「李湖、野菜が好きなんです。おやつも甘いものより野菜を食べたがって……」
「そうなんだ。じゃあ今度もらった野菜持ってくね」
霞湖ちゃんに向けていた視線を李湖ちゃんへうつしながら言うと、李湖ちゃんの顔がぱあっと明るくなった。
「ほんとうですかっ? きゅうりありますかっ?」
「あるよー。トマトもあるよ」
「わーいっ」
るんるんと音がついていそうに楽しそうな李湖ちゃん。
「あの……無理、しないでくださいね……?」
遠慮がちに言われたその様子に、霞湖ちゃんに気を遣わせてしまったかと思って言葉を重ねた。
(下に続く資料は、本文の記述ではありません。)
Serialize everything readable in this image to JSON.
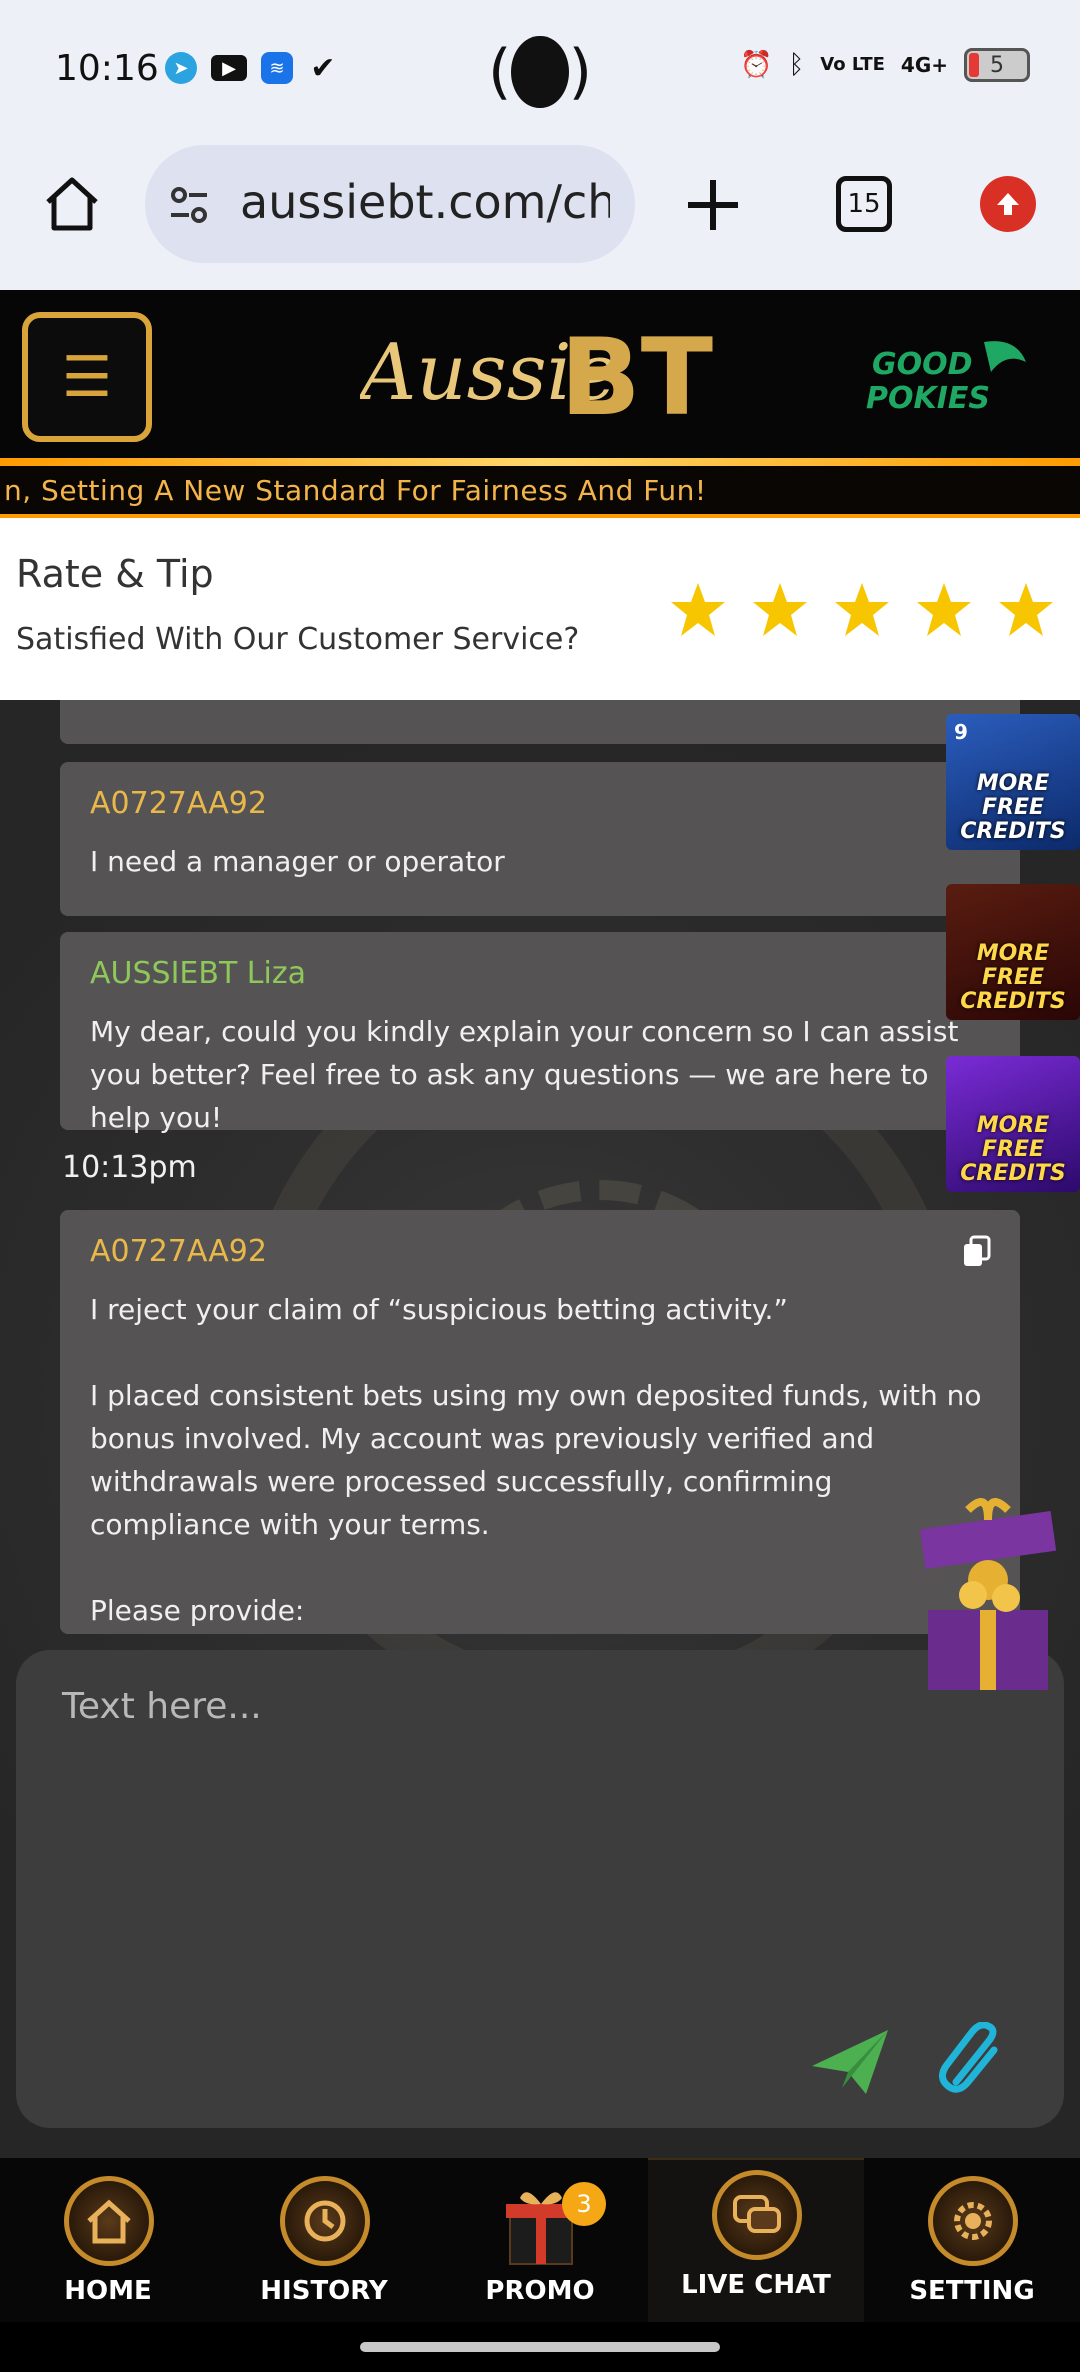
{
  "status_bar": {
    "time": "10:16",
    "battery": "5",
    "network": "4G+",
    "volte": "Vo LTE"
  },
  "browser": {
    "url": "aussiebt.com/cha",
    "tab_count": "15"
  },
  "site": {
    "logo_text": "AussieBT",
    "partner_text": "GOOD POKIES",
    "ticker": "n, Setting A New Standard For Fairness And Fun!"
  },
  "rating": {
    "title": "Rate & Tip",
    "subtitle": "Satisfied With Our Customer Service?",
    "stars": 5,
    "star_color": "#f7c600"
  },
  "messages": [
    {
      "sender": "A0727AA92",
      "role": "user",
      "text": "I need a manager or operator"
    },
    {
      "sender": "AUSSIEBT Liza",
      "role": "agent",
      "text": "My dear, could you kindly explain your concern so I can assist you better? Feel free to ask any questions — we are here to help you!"
    },
    {
      "timestamp": "10:13pm"
    },
    {
      "sender": "A0727AA92",
      "role": "user",
      "text": "I reject your claim of “suspicious betting activity.”\n\nI placed consistent bets using my own deposited funds, with no bonus involved. My account was previously verified and withdrawals were processed successfully, confirming compliance with your terms.\n\nPlease provide:"
    }
  ],
  "side_promos": [
    {
      "label": "MORE FREE CREDITS",
      "badge": "9"
    },
    {
      "label": "MORE FREE CREDITS"
    },
    {
      "label": "MORE FREE CREDITS"
    }
  ],
  "input": {
    "placeholder": "Text here..."
  },
  "bottom_nav": [
    {
      "label": "HOME",
      "icon": "home-icon"
    },
    {
      "label": "HISTORY",
      "icon": "history-icon"
    },
    {
      "label": "PROMO",
      "icon": "gift-icon",
      "badge": "3"
    },
    {
      "label": "LIVE CHAT",
      "icon": "chat-icon",
      "active": true
    },
    {
      "label": "SETTING",
      "icon": "gear-icon"
    }
  ],
  "colors": {
    "gold": "#d9a53a",
    "user_name": "#e8b84a",
    "agent_name": "#8fc85a",
    "send": "#4caf50",
    "attach": "#1fb4d8"
  }
}
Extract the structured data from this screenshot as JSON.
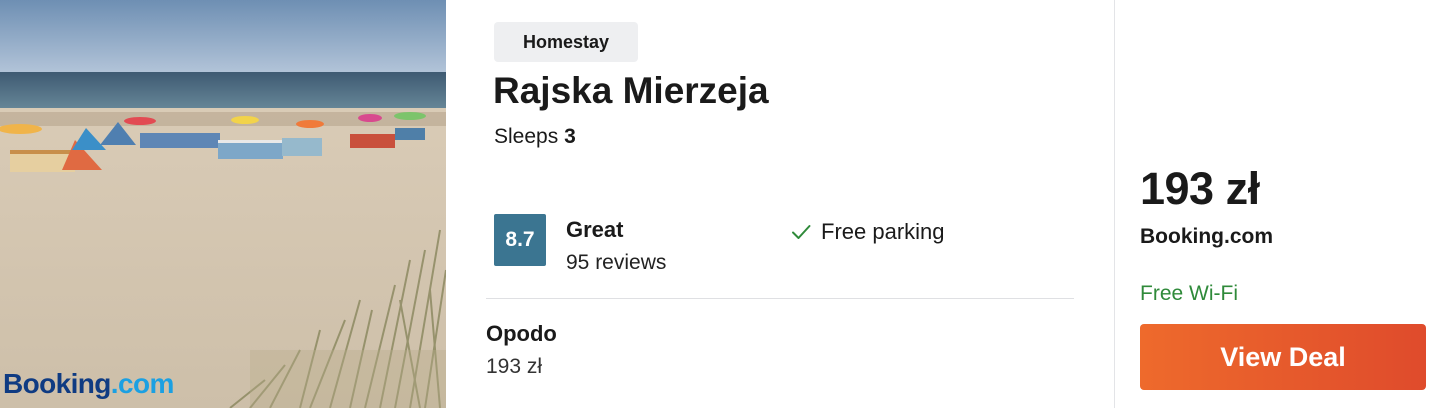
{
  "photo": {
    "alt": "Beach with windbreaks, umbrellas and dune grass",
    "watermark_part1": "Booking",
    "watermark_part2": ".com"
  },
  "listing": {
    "type_badge": "Homestay",
    "name": "Rajska Mierzeja",
    "sleeps_label": "Sleeps",
    "sleeps_count": "3",
    "rating": {
      "score": "8.7",
      "word": "Great",
      "reviews": "95 reviews",
      "color": "#3b7591"
    },
    "amenity": {
      "icon": "check-icon",
      "label": "Free parking"
    }
  },
  "alt_offer": {
    "provider": "Opodo",
    "price": "193 zł"
  },
  "deal": {
    "price": "193 zł",
    "provider": "Booking.com",
    "perk": "Free Wi-Fi",
    "perk_color": "#2f8a3a",
    "button_label": "View Deal",
    "button_color": "#e85a2c"
  }
}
「いや、無理っつーか、もらってもらった方が俺も嬉しくて……」
「いただきものではないんですか?」
小首をかしげる霞湖ちゃん。
「いただきものなんだけど、農家やってる親戚が、市場に出せないやつとか大量送りしてくるんだ。その度にご近所さんでもらってくれるとこ回ってて。だから、李湖ちゃんが野菜好きならもらってほしいんだ」
本当のことだ。司家は横に付き合いが広くて、自分の家で出来たものとかのやり取りはよくある。
「そう、ですか……ありがとうございます」
「うん。霞湖ちゃんは? 果物とか好き?」
今度は霞湖ちゃんに尋ねれば、こくんとうなずかれた。
「はい。好きです」
「果物農家もいるから、もらったら持ってくね」
「ありがとう……ございます……。親戚多いですね」
「多すぎて俺もよくわかんない」
俺があははっと笑うと、霞湖ちゃんは仕方ないな、という風に軽く息をついた。
そして。
「……このままではだめだって、自分でもわかってるんです」
突然、そんなことを言った。
「うん?」
どういう意味だろう、と霞湖ちゃんを見る。